On Sun, Sep 5, 2010 at 12:07 AM, Jonathan Gray <[email protected]> wrote:
>> > But your boss seems rather to be criticizing the fact that our system
>> > is made of components. In software engineering, this is usually
>> > considered a strength. As to 'roles', one of the bigtable author's
>> > argues that a cluster of master and slaves makes for simpler systems
>> > [1].
>>
>> I definitely agree with you. However, my boss considers the simplicity
>> from
>> the users' viewpoint. More components make the system more complex for
>> users.
>
> Who are the users? Are they deploying the software and responsible for
> maintaining backend databases?
>
> Or are there backend developers, frontend developers, operations, etc?
>
> In my experience, the "users" are generally writing the applications and not
> maintaining databases. And in the case of HBase, and it's been said already
> on this thread, that users generally have an easier time with the data and
> consistency models.
>
> Above all, I think the point made by Stack earlier is extremely relevant.
> Are you using HDFS already? Do you have needs for ZK? When you do, HBase in
> an additional piece to this stack and generally fits in nicely. From an
> admin/ops POV, the learning curve is minimal once familiar with these other
> systems. And even if you aren't already using Hadoop, might you in the
> future?
>
> If you don't and never will, then the single-component nature of Cassandra
> may be more appealing.
>
> Also, vector clocks are nice but are still a distributed algorithm. We've
> been doing lots of work benchmarking and optimizing increments recently,
> pushing extremely high throughput on relatively small clusters. I would not
> expect being able to achieve this level of performance or concurrency with
> any kind of per-counter distribution. Certainly not while providing the
> strict atomicity and consistency guarantees that HBase provides.
>
> I've never implemented counters w/ vector clocks so I could be wrong. But I
> do know that I could explain how we implement counters in a performant,
> consistent, atomic way and you wouldn't have to reach for Wikipedia once ;)
>
> JG
>
(I agree with just about everything on this thread except point 1)
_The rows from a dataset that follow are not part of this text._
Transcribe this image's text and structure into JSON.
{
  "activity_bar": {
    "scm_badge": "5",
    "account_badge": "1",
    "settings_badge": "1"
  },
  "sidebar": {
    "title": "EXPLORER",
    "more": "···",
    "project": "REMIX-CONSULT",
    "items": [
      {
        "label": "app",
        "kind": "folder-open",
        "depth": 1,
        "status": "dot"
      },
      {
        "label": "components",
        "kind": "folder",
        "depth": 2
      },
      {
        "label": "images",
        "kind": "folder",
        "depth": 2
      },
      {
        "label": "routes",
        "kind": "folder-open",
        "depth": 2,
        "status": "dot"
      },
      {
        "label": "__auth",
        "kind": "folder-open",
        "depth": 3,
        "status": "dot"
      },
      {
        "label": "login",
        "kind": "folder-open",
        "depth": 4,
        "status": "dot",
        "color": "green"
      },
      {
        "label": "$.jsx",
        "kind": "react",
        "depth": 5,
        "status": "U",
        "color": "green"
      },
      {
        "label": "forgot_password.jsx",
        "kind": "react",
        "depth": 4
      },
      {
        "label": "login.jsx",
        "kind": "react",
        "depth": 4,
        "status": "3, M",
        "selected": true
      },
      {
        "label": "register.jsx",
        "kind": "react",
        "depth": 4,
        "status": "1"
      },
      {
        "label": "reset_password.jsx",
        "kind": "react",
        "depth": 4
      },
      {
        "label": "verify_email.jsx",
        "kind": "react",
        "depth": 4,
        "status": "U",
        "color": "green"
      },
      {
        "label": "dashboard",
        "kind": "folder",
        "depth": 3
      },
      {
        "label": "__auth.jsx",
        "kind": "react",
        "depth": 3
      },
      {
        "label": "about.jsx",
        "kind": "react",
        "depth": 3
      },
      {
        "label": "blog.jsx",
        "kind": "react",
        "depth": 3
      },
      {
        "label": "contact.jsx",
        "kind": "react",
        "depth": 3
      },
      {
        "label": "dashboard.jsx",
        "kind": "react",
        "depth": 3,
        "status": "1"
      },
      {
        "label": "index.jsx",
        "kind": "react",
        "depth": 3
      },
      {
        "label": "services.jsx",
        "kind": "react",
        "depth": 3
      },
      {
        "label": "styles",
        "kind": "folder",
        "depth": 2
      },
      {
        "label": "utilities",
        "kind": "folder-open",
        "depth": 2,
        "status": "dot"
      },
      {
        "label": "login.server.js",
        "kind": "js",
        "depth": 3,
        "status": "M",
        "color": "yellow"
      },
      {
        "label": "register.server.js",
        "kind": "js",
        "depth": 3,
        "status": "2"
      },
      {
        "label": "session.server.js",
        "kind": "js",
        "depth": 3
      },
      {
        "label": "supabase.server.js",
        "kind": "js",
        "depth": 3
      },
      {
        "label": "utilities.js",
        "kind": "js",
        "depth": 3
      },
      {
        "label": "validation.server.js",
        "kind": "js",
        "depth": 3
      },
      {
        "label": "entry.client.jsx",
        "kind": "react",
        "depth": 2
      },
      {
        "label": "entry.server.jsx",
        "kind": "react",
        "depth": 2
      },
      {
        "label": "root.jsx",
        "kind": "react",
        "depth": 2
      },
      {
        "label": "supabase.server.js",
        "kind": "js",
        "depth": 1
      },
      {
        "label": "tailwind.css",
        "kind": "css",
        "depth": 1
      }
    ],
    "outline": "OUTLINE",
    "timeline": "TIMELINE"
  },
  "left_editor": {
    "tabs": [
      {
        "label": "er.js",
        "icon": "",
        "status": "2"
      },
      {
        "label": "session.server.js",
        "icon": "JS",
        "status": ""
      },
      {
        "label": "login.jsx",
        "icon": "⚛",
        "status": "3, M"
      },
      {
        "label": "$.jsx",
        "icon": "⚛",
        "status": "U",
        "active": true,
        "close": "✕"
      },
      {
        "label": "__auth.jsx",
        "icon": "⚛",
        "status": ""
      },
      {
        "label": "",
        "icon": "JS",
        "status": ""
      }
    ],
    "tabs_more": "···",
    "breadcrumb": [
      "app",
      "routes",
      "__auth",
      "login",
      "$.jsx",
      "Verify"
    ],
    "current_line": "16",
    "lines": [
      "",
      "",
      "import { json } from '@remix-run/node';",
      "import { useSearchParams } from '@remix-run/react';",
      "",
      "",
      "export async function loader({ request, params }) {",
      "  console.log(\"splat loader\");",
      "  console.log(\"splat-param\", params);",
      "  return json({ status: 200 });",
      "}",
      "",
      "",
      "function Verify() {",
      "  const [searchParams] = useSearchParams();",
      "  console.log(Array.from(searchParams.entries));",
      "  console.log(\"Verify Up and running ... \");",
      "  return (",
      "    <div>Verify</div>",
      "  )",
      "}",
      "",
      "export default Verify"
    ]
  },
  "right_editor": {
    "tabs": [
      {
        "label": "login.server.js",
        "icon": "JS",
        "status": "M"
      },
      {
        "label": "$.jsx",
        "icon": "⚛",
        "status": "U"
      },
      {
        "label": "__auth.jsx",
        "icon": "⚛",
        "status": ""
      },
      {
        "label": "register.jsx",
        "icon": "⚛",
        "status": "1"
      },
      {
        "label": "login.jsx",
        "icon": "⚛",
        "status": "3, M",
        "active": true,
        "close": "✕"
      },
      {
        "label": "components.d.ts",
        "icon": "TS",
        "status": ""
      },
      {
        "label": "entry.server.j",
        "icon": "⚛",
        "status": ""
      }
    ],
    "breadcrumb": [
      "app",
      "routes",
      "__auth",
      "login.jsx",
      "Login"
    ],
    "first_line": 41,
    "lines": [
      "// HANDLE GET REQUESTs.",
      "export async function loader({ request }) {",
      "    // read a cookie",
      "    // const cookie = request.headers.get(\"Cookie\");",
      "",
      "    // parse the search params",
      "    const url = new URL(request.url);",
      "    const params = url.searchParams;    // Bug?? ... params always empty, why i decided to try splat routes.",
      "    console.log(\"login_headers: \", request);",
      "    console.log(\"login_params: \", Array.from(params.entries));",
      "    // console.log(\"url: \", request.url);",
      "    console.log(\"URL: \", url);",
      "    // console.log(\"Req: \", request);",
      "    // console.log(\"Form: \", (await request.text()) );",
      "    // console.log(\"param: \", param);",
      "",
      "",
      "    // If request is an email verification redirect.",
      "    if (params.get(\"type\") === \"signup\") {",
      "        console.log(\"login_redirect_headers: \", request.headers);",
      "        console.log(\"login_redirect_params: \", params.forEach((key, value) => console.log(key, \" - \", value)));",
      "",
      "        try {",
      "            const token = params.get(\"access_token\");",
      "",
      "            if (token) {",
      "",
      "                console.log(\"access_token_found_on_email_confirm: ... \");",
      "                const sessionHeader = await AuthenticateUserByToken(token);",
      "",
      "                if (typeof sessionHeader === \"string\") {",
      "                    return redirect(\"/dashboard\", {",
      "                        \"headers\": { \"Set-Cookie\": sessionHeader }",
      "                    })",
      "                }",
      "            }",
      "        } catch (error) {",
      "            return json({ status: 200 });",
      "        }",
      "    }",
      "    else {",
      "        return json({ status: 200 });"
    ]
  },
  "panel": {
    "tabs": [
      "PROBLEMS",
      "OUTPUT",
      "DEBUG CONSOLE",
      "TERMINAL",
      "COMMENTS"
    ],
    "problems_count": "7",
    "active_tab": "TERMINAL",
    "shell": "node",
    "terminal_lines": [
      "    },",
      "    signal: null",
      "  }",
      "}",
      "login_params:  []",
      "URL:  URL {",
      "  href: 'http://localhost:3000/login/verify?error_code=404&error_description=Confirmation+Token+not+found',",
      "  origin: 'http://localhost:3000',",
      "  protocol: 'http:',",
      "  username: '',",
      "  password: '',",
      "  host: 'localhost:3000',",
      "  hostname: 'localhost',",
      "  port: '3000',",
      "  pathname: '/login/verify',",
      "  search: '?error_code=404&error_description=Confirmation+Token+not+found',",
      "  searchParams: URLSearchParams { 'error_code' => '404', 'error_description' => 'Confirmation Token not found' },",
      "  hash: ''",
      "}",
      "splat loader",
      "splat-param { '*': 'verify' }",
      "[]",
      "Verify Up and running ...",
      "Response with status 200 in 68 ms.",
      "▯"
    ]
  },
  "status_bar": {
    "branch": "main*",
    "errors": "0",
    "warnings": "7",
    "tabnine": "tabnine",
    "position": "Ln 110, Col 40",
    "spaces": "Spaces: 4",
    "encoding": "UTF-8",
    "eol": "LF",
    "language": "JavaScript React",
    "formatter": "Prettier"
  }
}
If this was a black and white issue, you would be either a user or a
developer. At this stage both cassandra and hbase are at the stage
where very few people are pure users. I feel if you are checking out
beta versions, applying patches to a source tree, or watching issues,
upgrading 3 times a year, your are more of a developer then a user.
Modular software is great. But if two programs do roughly the same
function, but one is 7 pieces and the other is 1, it is hard to make
the case that modular is better.
cd /home/edward/hadoop/hadoop-0.20.2/src/
[edw...@ec src]$ find . | wc -l
2683
[edw...@ec apache-cassandra-0.6.3-src]$ find . | wc -l
609
I have been working with hadoop for a while now. There is a ticket I
wanted to work on reading the hadoop configuration from ldap. I
figured this would be a relatively quickly thing. After all, the
hadoop conf is just a simple XML file with name value pairs.....
[edw...@ec core]$ cd org/apache/hadoop/conf/
[edw...@ec conf]$ ls
Configurable.java Configuration.java Configured.java package.html
[edw...@ec conf]$ wc -l Configuration.java
1301 Configuration.java
Holy crud! Now a good portion of this file is comments, but still.
1301 lines to read and write xml files! The hadoop conf has tons of
stuff to do variable interpolation, xinclude support, the ability to
read configurations as streams, handing for deprecated config file
names.
There is a method in Configuration with this signature:
public <U> Class<? extends U> getClass(String name,
Class<? extends U> defaultValue,
Class<U> xface) {
My point, is that all the modularity and flexibility does not
translate into much for end users, and for developers that just want
to jump in, I would rather jump into 600 files then 2600 (by the way
that is NOT including hbase)